About LPA

A port for all policymakers interested in scaling up the longevity megatrend.

We help the best policy ideas move more easily across institutions, borders, and political contexts. Our approach combines autonomy and flexibility for members with shared tools, strategic support, and a strong emphasis on practical implementation.

Core issue

A major policy gap currently exists in the longevity field.

Political institutions are only beginning to grasp the strategic importance of longevity and prevention policy, despite the growing pressure created by demographic ageing, rising healthcare costs, and pension-system stress. At the same time, the field remains weakly standardized, unevenly understood, and often poorly translated into realistic policy action.

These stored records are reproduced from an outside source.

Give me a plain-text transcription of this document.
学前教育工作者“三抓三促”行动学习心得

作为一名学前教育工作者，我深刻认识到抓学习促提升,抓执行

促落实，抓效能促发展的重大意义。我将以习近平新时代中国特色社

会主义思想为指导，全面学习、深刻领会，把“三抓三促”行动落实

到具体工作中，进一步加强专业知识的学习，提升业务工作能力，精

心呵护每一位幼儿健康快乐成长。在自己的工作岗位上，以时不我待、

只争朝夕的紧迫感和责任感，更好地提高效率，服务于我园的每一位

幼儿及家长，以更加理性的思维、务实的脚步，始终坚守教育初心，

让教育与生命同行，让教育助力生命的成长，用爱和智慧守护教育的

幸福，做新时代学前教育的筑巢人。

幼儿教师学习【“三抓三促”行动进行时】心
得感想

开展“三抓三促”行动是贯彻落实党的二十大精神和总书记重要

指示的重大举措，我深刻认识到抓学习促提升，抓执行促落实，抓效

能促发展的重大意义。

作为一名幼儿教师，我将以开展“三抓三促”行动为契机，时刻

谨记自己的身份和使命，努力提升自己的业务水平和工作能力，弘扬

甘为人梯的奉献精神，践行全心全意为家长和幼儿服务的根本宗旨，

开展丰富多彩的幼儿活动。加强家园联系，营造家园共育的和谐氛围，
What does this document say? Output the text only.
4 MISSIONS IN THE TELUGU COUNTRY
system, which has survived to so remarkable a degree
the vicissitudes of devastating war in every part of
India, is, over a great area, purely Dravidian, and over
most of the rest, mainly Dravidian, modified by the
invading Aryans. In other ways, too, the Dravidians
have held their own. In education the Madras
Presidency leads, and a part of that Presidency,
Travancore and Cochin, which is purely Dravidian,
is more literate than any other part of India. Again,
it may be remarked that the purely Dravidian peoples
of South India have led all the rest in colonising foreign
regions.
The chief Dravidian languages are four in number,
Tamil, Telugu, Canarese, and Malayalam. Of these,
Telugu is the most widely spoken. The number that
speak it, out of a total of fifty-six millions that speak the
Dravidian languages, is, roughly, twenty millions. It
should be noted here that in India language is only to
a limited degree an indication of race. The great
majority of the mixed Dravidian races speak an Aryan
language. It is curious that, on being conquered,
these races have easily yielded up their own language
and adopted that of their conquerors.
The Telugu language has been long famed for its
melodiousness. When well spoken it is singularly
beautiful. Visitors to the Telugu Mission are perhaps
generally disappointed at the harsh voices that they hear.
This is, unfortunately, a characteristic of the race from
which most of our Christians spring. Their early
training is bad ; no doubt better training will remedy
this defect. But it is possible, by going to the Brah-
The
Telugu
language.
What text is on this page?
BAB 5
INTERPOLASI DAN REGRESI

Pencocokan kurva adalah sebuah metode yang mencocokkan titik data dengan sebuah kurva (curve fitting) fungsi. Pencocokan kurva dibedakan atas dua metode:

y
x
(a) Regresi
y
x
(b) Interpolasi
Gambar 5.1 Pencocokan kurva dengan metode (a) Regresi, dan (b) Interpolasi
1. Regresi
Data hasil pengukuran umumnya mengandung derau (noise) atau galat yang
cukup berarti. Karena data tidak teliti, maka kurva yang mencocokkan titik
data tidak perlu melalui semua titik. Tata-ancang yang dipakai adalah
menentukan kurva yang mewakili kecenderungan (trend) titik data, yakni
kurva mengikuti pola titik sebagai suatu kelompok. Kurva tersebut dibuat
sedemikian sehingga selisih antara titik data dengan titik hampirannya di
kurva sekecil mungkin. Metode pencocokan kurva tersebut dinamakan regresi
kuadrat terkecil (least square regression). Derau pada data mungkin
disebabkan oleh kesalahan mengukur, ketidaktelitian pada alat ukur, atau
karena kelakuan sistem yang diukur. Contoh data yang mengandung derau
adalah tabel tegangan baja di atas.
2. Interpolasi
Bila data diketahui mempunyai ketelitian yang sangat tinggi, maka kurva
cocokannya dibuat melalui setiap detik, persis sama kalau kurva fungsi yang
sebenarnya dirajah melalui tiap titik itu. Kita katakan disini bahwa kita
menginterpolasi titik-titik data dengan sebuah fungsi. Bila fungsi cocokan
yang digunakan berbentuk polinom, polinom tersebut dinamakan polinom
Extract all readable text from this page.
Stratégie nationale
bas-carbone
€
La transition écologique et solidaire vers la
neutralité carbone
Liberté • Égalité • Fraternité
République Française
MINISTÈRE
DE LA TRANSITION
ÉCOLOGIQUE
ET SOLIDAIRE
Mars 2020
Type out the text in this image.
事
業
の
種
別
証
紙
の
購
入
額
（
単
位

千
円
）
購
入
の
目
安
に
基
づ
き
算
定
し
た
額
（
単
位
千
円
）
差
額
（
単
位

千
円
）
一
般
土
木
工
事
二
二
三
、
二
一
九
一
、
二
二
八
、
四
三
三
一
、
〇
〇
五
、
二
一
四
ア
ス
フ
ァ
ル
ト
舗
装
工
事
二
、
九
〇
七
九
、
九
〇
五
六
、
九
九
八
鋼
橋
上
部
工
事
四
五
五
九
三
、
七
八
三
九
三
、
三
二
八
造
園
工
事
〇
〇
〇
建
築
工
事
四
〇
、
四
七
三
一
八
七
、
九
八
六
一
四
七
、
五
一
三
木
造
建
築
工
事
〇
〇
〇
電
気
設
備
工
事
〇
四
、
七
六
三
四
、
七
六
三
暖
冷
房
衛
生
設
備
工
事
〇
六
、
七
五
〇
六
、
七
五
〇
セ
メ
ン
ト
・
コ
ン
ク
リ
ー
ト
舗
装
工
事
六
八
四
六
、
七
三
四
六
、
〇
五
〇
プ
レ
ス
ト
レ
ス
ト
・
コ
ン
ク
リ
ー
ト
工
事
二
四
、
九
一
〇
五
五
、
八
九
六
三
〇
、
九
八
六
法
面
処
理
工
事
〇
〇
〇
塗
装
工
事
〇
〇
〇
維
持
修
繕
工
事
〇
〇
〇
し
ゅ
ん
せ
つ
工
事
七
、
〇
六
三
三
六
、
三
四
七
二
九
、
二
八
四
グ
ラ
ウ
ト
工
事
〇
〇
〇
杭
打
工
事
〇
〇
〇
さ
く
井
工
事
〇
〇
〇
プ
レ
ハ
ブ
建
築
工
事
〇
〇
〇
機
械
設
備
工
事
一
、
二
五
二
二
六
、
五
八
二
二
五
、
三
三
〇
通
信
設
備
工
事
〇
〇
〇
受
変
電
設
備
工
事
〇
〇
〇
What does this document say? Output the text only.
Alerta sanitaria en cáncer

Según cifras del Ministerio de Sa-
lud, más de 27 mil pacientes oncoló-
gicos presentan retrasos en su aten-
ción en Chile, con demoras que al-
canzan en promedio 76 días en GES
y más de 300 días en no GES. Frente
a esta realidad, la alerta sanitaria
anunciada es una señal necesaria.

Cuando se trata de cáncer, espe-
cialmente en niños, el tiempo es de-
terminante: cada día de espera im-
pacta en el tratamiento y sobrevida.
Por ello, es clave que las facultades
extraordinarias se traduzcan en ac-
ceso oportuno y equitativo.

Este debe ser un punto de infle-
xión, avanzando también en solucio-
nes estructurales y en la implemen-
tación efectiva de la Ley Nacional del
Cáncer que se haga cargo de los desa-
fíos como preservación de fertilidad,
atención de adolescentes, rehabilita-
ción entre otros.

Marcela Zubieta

The result is a double paralysis:

  • Public systems are not yet ready to systematically recognize, standardize, and scale longevity-driven prevention.
  • Private actors are often too fragmented, too expensive, or too commercially fragile to make longevity medicine broadly accessible and institutionally credible.

This creates a dangerous middle phase in which longevity medicine remaining an elite or early-adopter phenomenon, rather than becoming: part of the new normal of public health; widespread across citizens' daily life, private and public services.

LPA operates with this clarity in mind and will to close this gap.

Core principles

What guides our work.

  • Practical policies over maximalist ideas
  • Lean action over heavy structure
  • Real added value, not symbolic actions.
  • Seriousness over hype
  • Diffusion over centralization
  • Full autonomy with shared direction
How we work

Six ways we turn longevity ambition into institutional action.

01

Policy development

We help shape concise and practical policy materials that can be adapted across institutional settings.

02

Best-practices exchange

We identify, collect, and circulate useful policy examples, governance models, and implementation approaches.

03

Strategic support

We offer members access to relevant expertise, policy feedback, and structured input.

04

Cross-border cooperation

We encourage exchange among parliamentarians and allied actors across countries and regions.

05

Distributed initiatives

Members are encouraged to organize meetings, roundtables, and initiatives in autonomy under the broader framework of the association.

06

Selective publications

We publish when publication adds value and fresh ideas to policy diffusion, institutional dialogue, and member action.